In Dawn Of The Planet Of The Apes, it’s been 15 years since the simian flu epidemic, wiping out the majority of the human race. Whilst the last remaining humans have struggled to survive, the ape colony led by Ceaser have been far from monkeying around.
Having built themselves a home, complete with a school (headed by orang-utan Maurice), their peace and future seems secure. However, when a group of humans stumble upon the ape sanctuary whilst attempting to find a new sustainable power source, their two worlds collide and Ceaser must try his best to avoid war.
Quickly taking its place in the IMDB top 250 films of all time (at a respectable 156th position, just behind Gone With The Wind), DOTPOTA is a remarkable achievement from start to finish.
As far as summer popcorn films go, this has all you could ask for, with spectacle and action aplenty. A lot more than simple cheap thrills however, it successfully manages to transcend its blockbuster label.
This is undoubtedly thanks to the addition of Cloverfield director Matt Reeves, who seems to have taken some notes from heavyweight film maker Christopher Nolan on how to take a franchise and make it epic.
With some clever and brave choices made by Reeves and his writing team, DOTPOTA isn’t all about explosions and loud noises, but instead works best in the many of the film’s quieter moments.
Rather than one incoherent fight scene after another, what we get is a film that goes for the slow build, packing in as much tension as possible before its final adrenaline-inducing finale. With a layered and deep script, we’re given a chance to get to know and invest in the characters, who are fully formed and three dimensional, especially the apes.
I’ve always been a firm believer that the best ‘villains’ in film are simply the ones who think that what they are doing is right, and this film completely gets that; even the most horrid of characters gaining my sympathy.

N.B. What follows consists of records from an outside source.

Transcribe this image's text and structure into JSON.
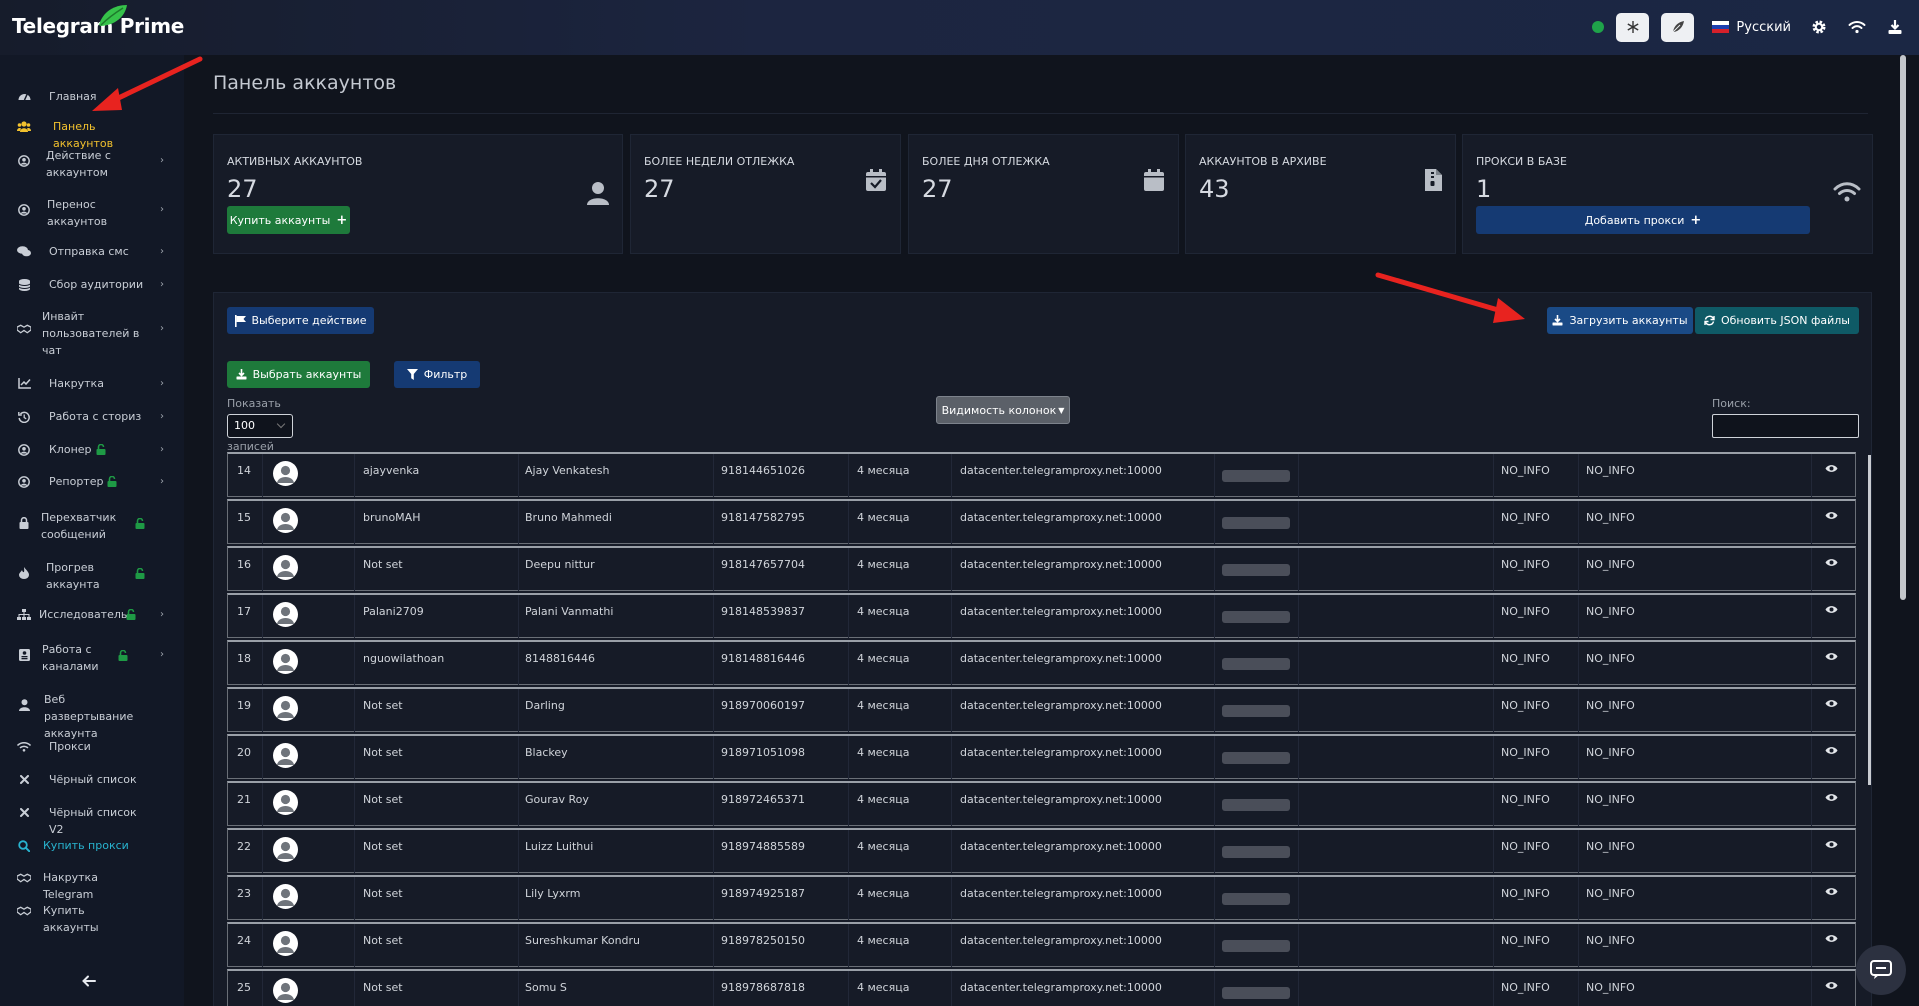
{
  "app": {
    "brand": "Telegram Prime"
  },
  "topbar": {
    "language": "Русский"
  },
  "sidebar": {
    "items": [
      {
        "label": "Главная",
        "icon": "gauge-icon",
        "chevron": false,
        "lock": false,
        "state": ""
      },
      {
        "label": "Панель аккаунтов",
        "icon": "users-icon",
        "chevron": false,
        "lock": false,
        "state": "active"
      },
      {
        "label": "Действие с аккаунтом",
        "icon": "user-circle-icon",
        "chevron": true,
        "lock": false,
        "state": ""
      },
      {
        "label": "Перенос аккаунтов",
        "icon": "user-circle-icon",
        "chevron": true,
        "lock": false,
        "state": ""
      },
      {
        "label": "Отправка смс",
        "icon": "comments-icon",
        "chevron": true,
        "lock": false,
        "state": ""
      },
      {
        "label": "Сбор аудитории",
        "icon": "database-icon",
        "chevron": true,
        "lock": false,
        "state": ""
      },
      {
        "label": "Инвайт пользователей в чат",
        "icon": "handshake-icon",
        "chevron": true,
        "lock": false,
        "state": ""
      },
      {
        "label": "Накрутка",
        "icon": "chart-icon",
        "chevron": true,
        "lock": false,
        "state": ""
      },
      {
        "label": "Работа с сториз",
        "icon": "history-icon",
        "chevron": true,
        "lock": false,
        "state": ""
      },
      {
        "label": "Клонер",
        "icon": "user-circle-icon",
        "chevron": true,
        "lock": true,
        "state": ""
      },
      {
        "label": "Репортер",
        "icon": "user-circle-icon",
        "chevron": true,
        "lock": true,
        "state": ""
      },
      {
        "label": "Перехватчик сообщений",
        "icon": "lock-icon",
        "chevron": false,
        "lock": true,
        "state": ""
      },
      {
        "label": "Прогрев аккаунта",
        "icon": "fire-icon",
        "chevron": false,
        "lock": true,
        "state": ""
      },
      {
        "label": "Исследователь",
        "icon": "sitemap-icon",
        "chevron": true,
        "lock": true,
        "state": ""
      },
      {
        "label": "Работа с каналами",
        "icon": "channel-icon",
        "chevron": true,
        "lock": true,
        "state": ""
      },
      {
        "label": "Веб развертывание аккаунта",
        "icon": "user-icon",
        "chevron": false,
        "lock": false,
        "state": ""
      },
      {
        "label": "Прокси",
        "icon": "wifi-icon",
        "chevron": false,
        "lock": false,
        "state": ""
      },
      {
        "label": "Чёрный список",
        "icon": "x-icon",
        "chevron": false,
        "lock": false,
        "state": ""
      },
      {
        "label": "Чёрный список V2",
        "icon": "x-icon",
        "chevron": false,
        "lock": false,
        "state": ""
      },
      {
        "label": "Купить прокси",
        "icon": "search-icon",
        "chevron": false,
        "lock": false,
        "state": "cyan"
      },
      {
        "label": "Накрутка Telegram",
        "icon": "handshake-icon",
        "chevron": false,
        "lock": false,
        "state": ""
      },
      {
        "label": "Купить аккаунты",
        "icon": "handshake-icon",
        "chevron": false,
        "lock": false,
        "state": ""
      }
    ]
  },
  "page": {
    "title": "Панель аккаунтов"
  },
  "cards": [
    {
      "label": "Активных аккаунтов",
      "value": "27",
      "button": "Купить аккаунты",
      "icon": "user-icon"
    },
    {
      "label": "Более недели отлежка",
      "value": "27",
      "icon": "calendar-check-icon"
    },
    {
      "label": "Более дня отлежка",
      "value": "27",
      "icon": "calendar-icon"
    },
    {
      "label": "Аккаунтов в архиве",
      "value": "43",
      "icon": "archive-file-icon"
    },
    {
      "label": "Прокси в базе",
      "value": "1",
      "button": "Добавить прокси",
      "icon": "wifi-icon"
    }
  ],
  "toolbar": {
    "select_action": "Выберите действие",
    "upload_accounts": "Загрузить аккаунты",
    "refresh_json": "Обновить JSON файлы",
    "choose_accounts": "Выбрать аккаунты",
    "filter": "Фильтр",
    "columns_visibility": "Видимость колонок",
    "show_label": "Показать",
    "show_value": "100",
    "records_label": "записей",
    "search_label": "Поиск:"
  },
  "table": {
    "rows": [
      {
        "n": "14",
        "username": "ajayvenka",
        "name": "Ajay Venkatesh",
        "phone": "918144651026",
        "age": "4 месяца",
        "proxy": "datacenter.telegramproxy.net:10000",
        "info1": "NO_INFO",
        "info2": "NO_INFO"
      },
      {
        "n": "15",
        "username": "brunoMAH",
        "name": "Bruno Mahmedi",
        "phone": "918147582795",
        "age": "4 месяца",
        "proxy": "datacenter.telegramproxy.net:10000",
        "info1": "NO_INFO",
        "info2": "NO_INFO"
      },
      {
        "n": "16",
        "username": "Not set",
        "name": "Deepu nittur",
        "phone": "918147657704",
        "age": "4 месяца",
        "proxy": "datacenter.telegramproxy.net:10000",
        "info1": "NO_INFO",
        "info2": "NO_INFO"
      },
      {
        "n": "17",
        "username": "Palani2709",
        "name": "Palani Vanmathi",
        "phone": "918148539837",
        "age": "4 месяца",
        "proxy": "datacenter.telegramproxy.net:10000",
        "info1": "NO_INFO",
        "info2": "NO_INFO"
      },
      {
        "n": "18",
        "username": "nguowilathoan",
        "name": "8148816446",
        "phone": "918148816446",
        "age": "4 месяца",
        "proxy": "datacenter.telegramproxy.net:10000",
        "info1": "NO_INFO",
        "info2": "NO_INFO"
      },
      {
        "n": "19",
        "username": "Not set",
        "name": "Darling",
        "phone": "918970060197",
        "age": "4 месяца",
        "proxy": "datacenter.telegramproxy.net:10000",
        "info1": "NO_INFO",
        "info2": "NO_INFO"
      },
      {
        "n": "20",
        "username": "Not set",
        "name": "Blackey",
        "phone": "918971051098",
        "age": "4 месяца",
        "proxy": "datacenter.telegramproxy.net:10000",
        "info1": "NO_INFO",
        "info2": "NO_INFO"
      },
      {
        "n": "21",
        "username": "Not set",
        "name": "Gourav Roy",
        "phone": "918972465371",
        "age": "4 месяца",
        "proxy": "datacenter.telegramproxy.net:10000",
        "info1": "NO_INFO",
        "info2": "NO_INFO"
      },
      {
        "n": "22",
        "username": "Not set",
        "name": "Luizz Luithui",
        "phone": "918974885589",
        "age": "4 месяца",
        "proxy": "datacenter.telegramproxy.net:10000",
        "info1": "NO_INFO",
        "info2": "NO_INFO"
      },
      {
        "n": "23",
        "username": "Not set",
        "name": "Lily Lyxrm",
        "phone": "918974925187",
        "age": "4 месяца",
        "proxy": "datacenter.telegramproxy.net:10000",
        "info1": "NO_INFO",
        "info2": "NO_INFO"
      },
      {
        "n": "24",
        "username": "Not set",
        "name": "Sureshkumar Kondru",
        "phone": "918978250150",
        "age": "4 месяца",
        "proxy": "datacenter.telegramproxy.net:10000",
        "info1": "NO_INFO",
        "info2": "NO_INFO"
      },
      {
        "n": "25",
        "username": "Not set",
        "name": "Somu S",
        "phone": "918978687818",
        "age": "4 месяца",
        "proxy": "datacenter.telegramproxy.net:10000",
        "info1": "NO_INFO",
        "info2": "NO_INFO"
      }
    ]
  },
  "colors": {
    "active": "#f2c12e",
    "cyan": "#28b3cf",
    "green_button": "#1e7a3b",
    "navy_button": "#153a73",
    "teal_button": "#0f5a66",
    "status_online": "#1fa34a",
    "annotation_arrow": "#e8231f"
  }
}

In addition to a well written script, the technicality that has gone into bringing the apes to life is truly impressive. WETA have once again set the benchmark even higher with the special effects and motion capture in this film; the amount of detail gone into creating every bit of hair on an ape’s body is clear to see.
The effects showcased in this promise an exciting future for film and make me excited for the amount of fully realised creatures and characters we will be able to see on screen in years to come.
Andy Serkis’ performance as well as those from his other ‘performing monkeys’ are equally as impressive, and for the first time in motion capture you really can see the actor behind the special effects.
With great direction from Matt Reeves, incredible visuals from WETA and a rock solid script, Dawn of The Planet of The Apes is one of this year’s best films so far. Thrilling and absorbing in equal measures, it deserves to sit beside some of the greatest summer blockbusters ever made. Go see it.